The problem is not nearly as acute for the ‘4OD’ and ‘Demand5’ brands, as they were originally designed to be part of their channel’s umbrella ‘brand family’ and the functionality they have delivered has always been limited. For Five – which only really has one channel of note – their player has always been seen as direct adjunct to the core brand.
However, all the broadcasters have to realise that the growing presence of the player brands has diminished the clarity and distinctiveness of their channel brands. We have suggested for a while that there would come a point where they have to choose whether to favour their channel brands over their player brands. We might be at that point now.
The problem is most acute for the BBC because of their aspirations for iPlayer. Neither ITV Player, 4OD or Demand5 has really attempted to create a rival ‘platform’ to Sky and Virgin, but you feel that is where the BBC FM&T team would like to take iPlayer. (There is a bigger, more fundamental question about whether broadcasters should build their own players anyway – but we will leave that for another day). It is not clear that the BBC broadcast teams want to follow the FM&T team there.

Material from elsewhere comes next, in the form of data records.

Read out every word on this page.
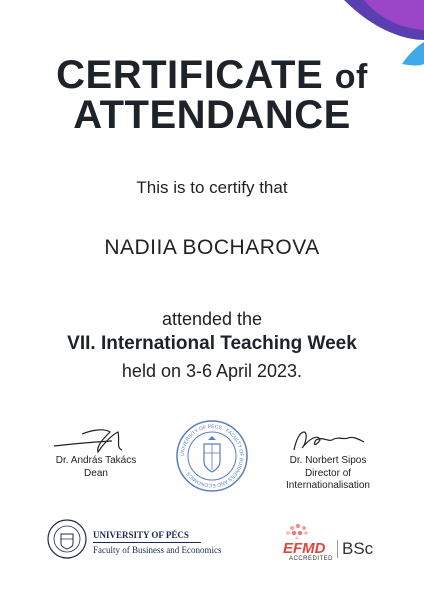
CERTIFICATE of
ATTENDANCE
This is to certify that
NADIIA BOCHAROVA
attended the
VII. International Teaching Week
held on 3-6 April 2023.
Dr. András Takács
Dean
UNIVERSITY OF PÉCS · FACULTY OF BUSINESS AND ECONOMICS ·
Dr. Norbert Sipos
Director of
Internationalisation
UNIVERSITY OF PÉCS
Faculty of Business and Economics	EFMD
ACCREDITED
BSc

The commercial FTA broadcasters definitely cannot follow the BBC down that road, because the BBC has guaranteed revenue and they don’t. The commercial FTAs absolutely need catch-up to be integrated with the channel proposition, and they absolutely need to drive audiences back to linear, broadcast TV because of the ad revenues. Its fine to put the ITV Player onto an iPad, but catch-up HAS to be about the channel brand on any device where the consumer normally watches linear broadcast telly.